Der Traditionsverein Bursaspor hat am vorletzten Spieltag der Nesine 2. Lig (Rote Gruppe) nicht nur den vorzeitigen Meistertitel und den damit verbundenen Aufstieg in die Trendyol 1. Lig perfekt gemacht, sondern ein markantes Prinzip in der Geschichte des türkischen Fußballs unterzeichnet. Die Grün-Weißen sind ab sofort die erste Mannschaft überhaupt, der es gelungen ist, in absolut jeder professionellen Spielklasse der Türkei mindestens einmal die Meisterschaft zu gewinnen. Dieser Triumph markiert das vorläufige Ende einer Leidenszeit für den „Wurzelklub Anatoliens„, der 1963 aus der Fusion von Akinzpor, Acar Idman Yurdu, Demircelikspor, Istiklalspor und Pinarspor hervorging und nun endgültig aus seiner Asche geboren wurde.

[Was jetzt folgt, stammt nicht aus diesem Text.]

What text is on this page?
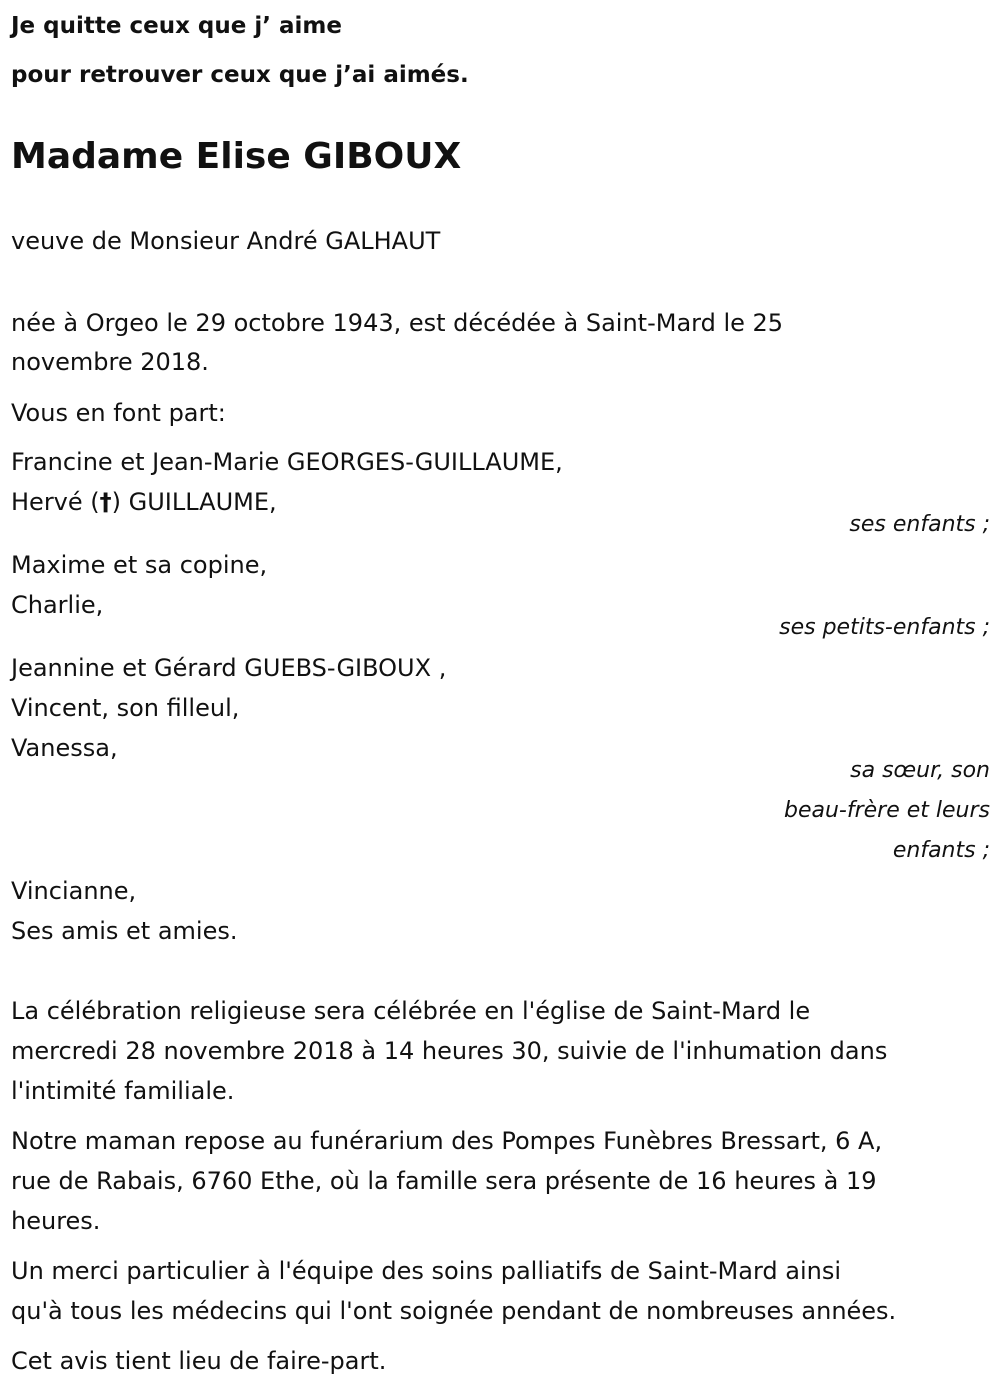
Je quitte ceux que j’ aime
pour retrouver ceux que j’ai aimés.
Madame Elise GIBOUX
veuve de Monsieur André GALHAUT
née à Orgeo le 29 octobre 1943, est décédée à Saint-Mard le 25
novembre 2018.
Vous en font part:
Francine et Jean-Marie GEORGES-GUILLAUME,
Hervé (†) GUILLAUME,
ses enfants ;
Maxime et sa copine,
Charlie,
ses petits-enfants ;
Jeannine et Gérard GUEBS-GIBOUX ,
Vincent, son filleul,
Vanessa,
sa sœur, son
beau-frère et leurs
enfants ;
Vincianne,
Ses amis et amies.
La célébration religieuse sera célébrée en l'église de Saint-Mard le
mercredi 28 novembre 2018 à 14 heures 30, suivie de l'inhumation dans
l'intimité familiale.
Notre maman repose au funérarium des Pompes Funèbres Bressart, 6 A,
rue de Rabais, 6760 Ethe, où la famille sera présente de 16 heures à 19
heures.
Un merci particulier à l'équipe des soins palliatifs de Saint-Mard ainsi
qu'à tous les médecins qui l'ont soignée pendant de nombreuses années.
Cet avis tient lieu de faire-part.
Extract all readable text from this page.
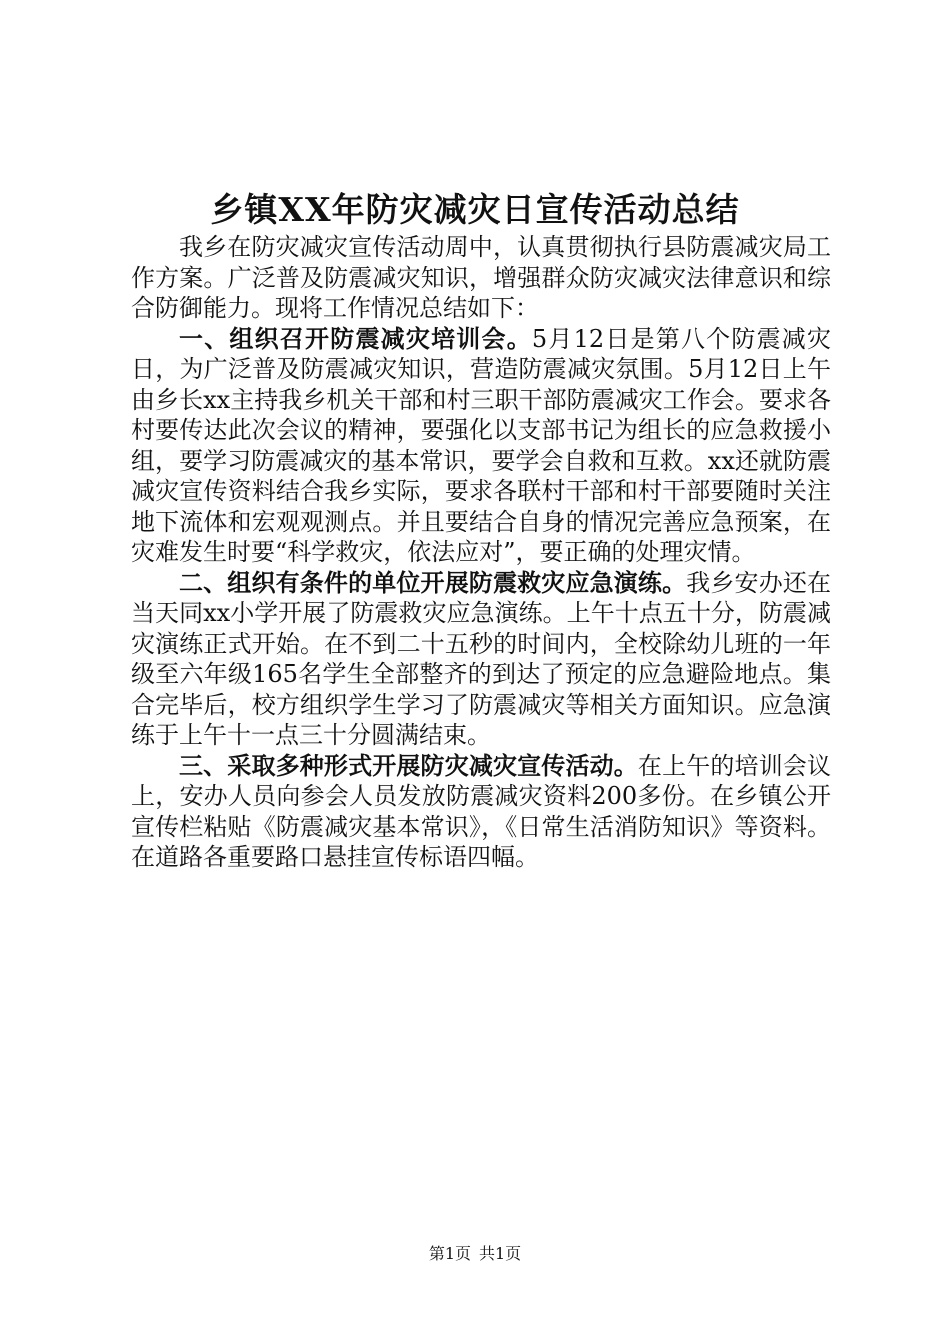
乡镇XX年防灾减灾日宣传活动总结

我乡在防灾减灾宣传活动周中，认真贯彻执行县防震减灾局工作方案。广泛普及防震减灾知识，增强群众防灾减灾法律意识和综合防御能力。现将工作情况总结如下：

一、组织召开防震减灾培训会。5月12日是第八个防震减灾日，为广泛普及防震减灾知识，营造防震减灾氛围。5月12日上午由乡长xx主持我乡机关干部和村三职干部防震减灾工作会。要求各村要传达此次会议的精神，要强化以支部书记为组长的应急救援小组，要学习防震减灾的基本常识，要学会自救和互救。xx还就防震减灾宣传资料结合我乡实际，要求各联村干部和村干部要随时关注地下流体和宏观观测点。并且要结合自身的情况完善应急预案，在灾难发生时要“科学救灾，依法应对”，要正确的处理灾情。

二、组织有条件的单位开展防震救灾应急演练。我乡安办还在当天同xx小学开展了防震救灾应急演练。上午十点五十分，防震减灾演练正式开始。在不到二十五秒的时间内，全校除幼儿班的一年级至六年级165名学生全部整齐的到达了预定的应急避险地点。集合完毕后，校方组织学生学习了防震减灾等相关方面知识。应急演练于上午十一点三十分圆满结束。

三、采取多种形式开展防灾减灾宣传活动。在上午的培训会议上，安办人员向参会人员发放防震减灾资料200多份。在乡镇公开宣传栏粘贴《防震减灾基本常识》，《日常生活消防知识》等资料。在道路各重要路口悬挂宣传标语四幅。

第1页 共1页
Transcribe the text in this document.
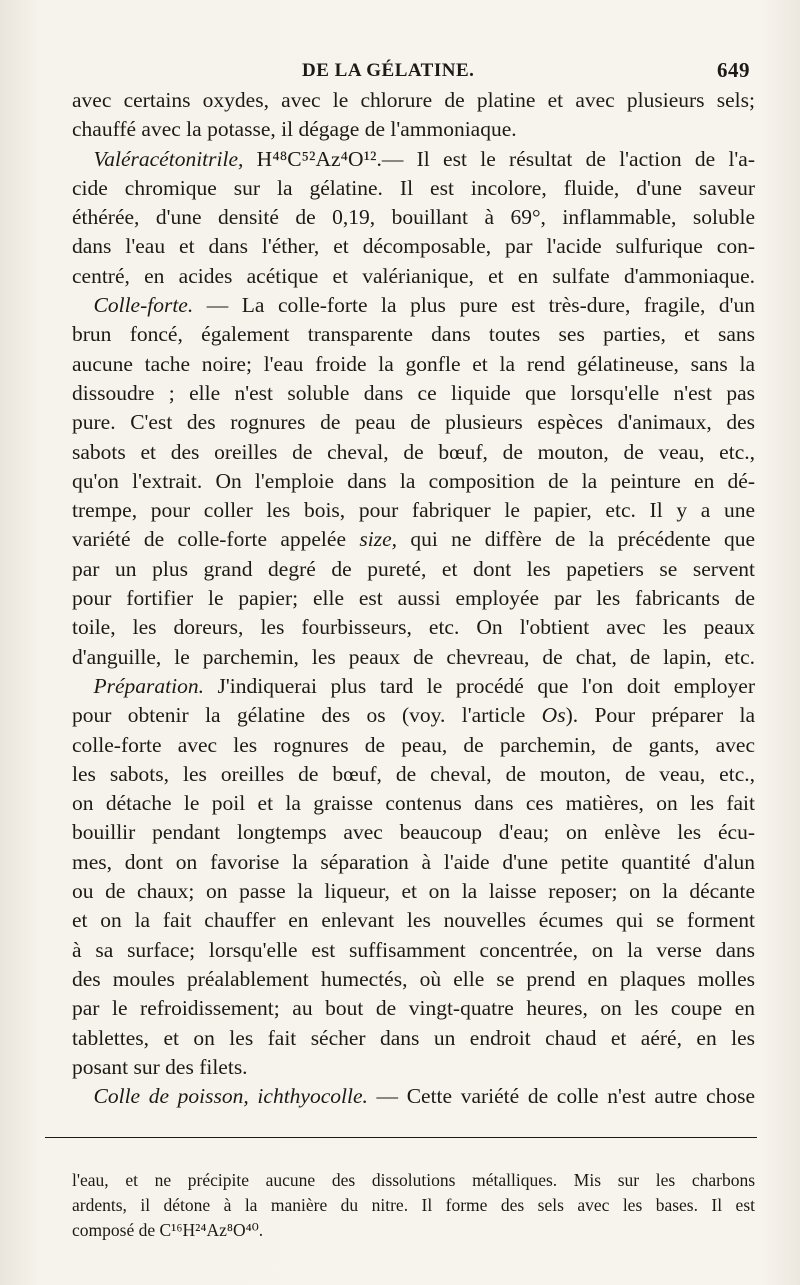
DE LA GÉLATINE.	649
avec certains oxydes, avec le chlorure de platine et avec plusieurs sels;
chauffé avec la potasse, il dégage de l'ammoniaque.
 Valéracétonitrile, H⁴⁸C⁵²Az⁴O¹².— Il est le résultat de l'action de l'a-
cide chromique sur la gélatine. Il est incolore, fluide, d'une saveur
éthérée, d'une densité de 0,19, bouillant à 69°, inflammable, soluble
dans l'eau et dans l'éther, et décomposable, par l'acide sulfurique con-
centré, en acides acétique et valérianique, et en sulfate d'ammoniaque.
 Colle-forte. — La colle-forte la plus pure est très-dure, fragile, d'un
brun foncé, également transparente dans toutes ses parties, et sans
aucune tache noire; l'eau froide la gonfle et la rend gélatineuse, sans la
dissoudre ; elle n'est soluble dans ce liquide que lorsqu'elle n'est pas
pure. C'est des rognures de peau de plusieurs espèces d'animaux, des
sabots et des oreilles de cheval, de bœuf, de mouton, de veau, etc.,
qu'on l'extrait. On l'emploie dans la composition de la peinture en dé-
trempe, pour coller les bois, pour fabriquer le papier, etc. Il y a une
variété de colle-forte appelée size, qui ne diffère de la précédente que
par un plus grand degré de pureté, et dont les papetiers se servent
pour fortifier le papier; elle est aussi employée par les fabricants de
toile, les doreurs, les fourbisseurs, etc. On l'obtient avec les peaux
d'anguille, le parchemin, les peaux de chevreau, de chat, de lapin, etc.
 Préparation. J'indiquerai plus tard le procédé que l'on doit employer
pour obtenir la gélatine des os (voy. l'article Os). Pour préparer la
colle-forte avec les rognures de peau, de parchemin, de gants, avec
les sabots, les oreilles de bœuf, de cheval, de mouton, de veau, etc.,
on détache le poil et la graisse contenus dans ces matières, on les fait
bouillir pendant longtemps avec beaucoup d'eau; on enlève les écu-
mes, dont on favorise la séparation à l'aide d'une petite quantité d'alun
ou de chaux; on passe la liqueur, et on la laisse reposer; on la décante
et on la fait chauffer en enlevant les nouvelles écumes qui se forment
à sa surface; lorsqu'elle est suffisamment concentrée, on la verse dans
des moules préalablement humectés, où elle se prend en plaques molles
par le refroidissement; au bout de vingt-quatre heures, on les coupe en
tablettes, et on les fait sécher dans un endroit chaud et aéré, en les
posant sur des filets.
 Colle de poisson, ichthyocolle. — Cette variété de colle n'est autre chose
l'eau, et ne précipite aucune des dissolutions métalliques. Mis sur les charbons
ardents, il détone à la manière du nitre. Il forme des sels avec les bases. Il est
composé de C¹⁶H²⁴Az⁸O⁴⁰.
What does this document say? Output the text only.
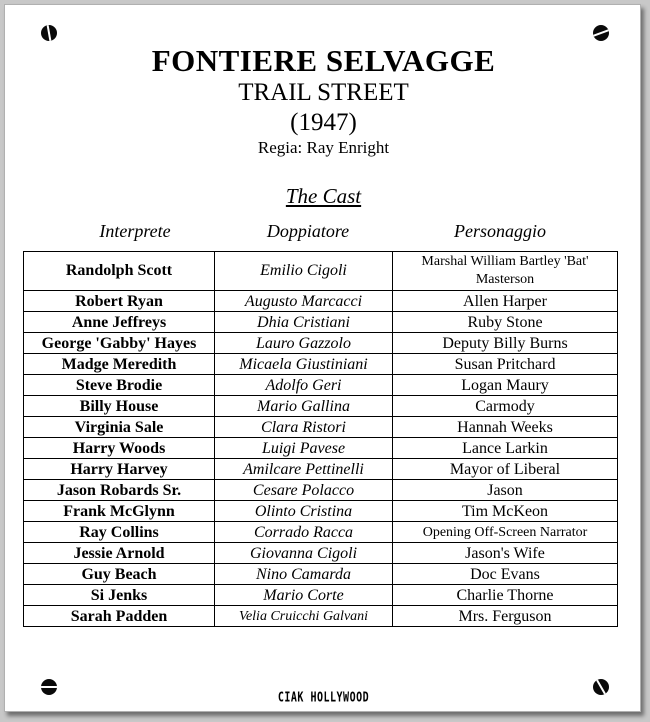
FONTIERE SELVAGGE
TRAIL STREET
(1947)
Regia: Ray Enright
The Cast
Interprete	Doppiatore	Personaggio
Randolph Scott	Emilio Cigoli	Marshal William Bartley 'Bat' Masterson
Robert Ryan	Augusto Marcacci	Allen Harper
Anne Jeffreys	Dhia Cristiani	Ruby Stone
George 'Gabby' Hayes	Lauro Gazzolo	Deputy Billy Burns
Madge Meredith	Micaela Giustiniani	Susan Pritchard
Steve Brodie	Adolfo Geri	Logan Maury
Billy House	Mario Gallina	Carmody
Virginia Sale	Clara Ristori	Hannah Weeks
Harry Woods	Luigi Pavese	Lance Larkin
Harry Harvey	Amilcare Pettinelli	Mayor of Liberal
Jason Robards Sr.	Cesare Polacco	Jason
Frank McGlynn	Olinto Cristina	Tim McKeon
Ray Collins	Corrado Racca	Opening Off-Screen Narrator
Jessie Arnold	Giovanna Cigoli	Jason's Wife
Guy Beach	Nino Camarda	Doc Evans
Si Jenks	Mario Corte	Charlie Thorne
Sarah Padden	Velia Cruicchi Galvani	Mrs. Ferguson
CIAK HOLLYWOOD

Von der Champions League bis in die 3. Liga
Die Geschichte von Bursaspor ist eine der extremsten Berg- und Talfahrten des Landes. Nach dem sensationellen Gewinn der Trendyol Süper Lig in der Saison 2009/10 vertrat der Klub die Türkei noch in der UEFA Champions League. Doch finanzielle Schwierigkeiten führten in der Saison 2018/19 zum folgenschweren Abstieg. Der freie Fall endete erst in der drittklassigen Nesine 2. Lig, der niedrigsten Profiliga des Landes. Sportliche Misserfolge und administrative Instabilität schienen das Schicksal des Vereins besiegelt zu haben, bis unter dem neuen Vorsitz von Enes Celik die Wende eingeleitet wurde. Durch erfolgreiche Spendenaktionen der Fans konnte das lange gesperrte Transferboard wieder geöffnet werden, was den Weg für eine beispiellose Dominanz ebnete. Bereits in der Nesine 3. Lig beendete man die Spielzeit mit zehn Punkten Vorsprung auf dem ersten Platz.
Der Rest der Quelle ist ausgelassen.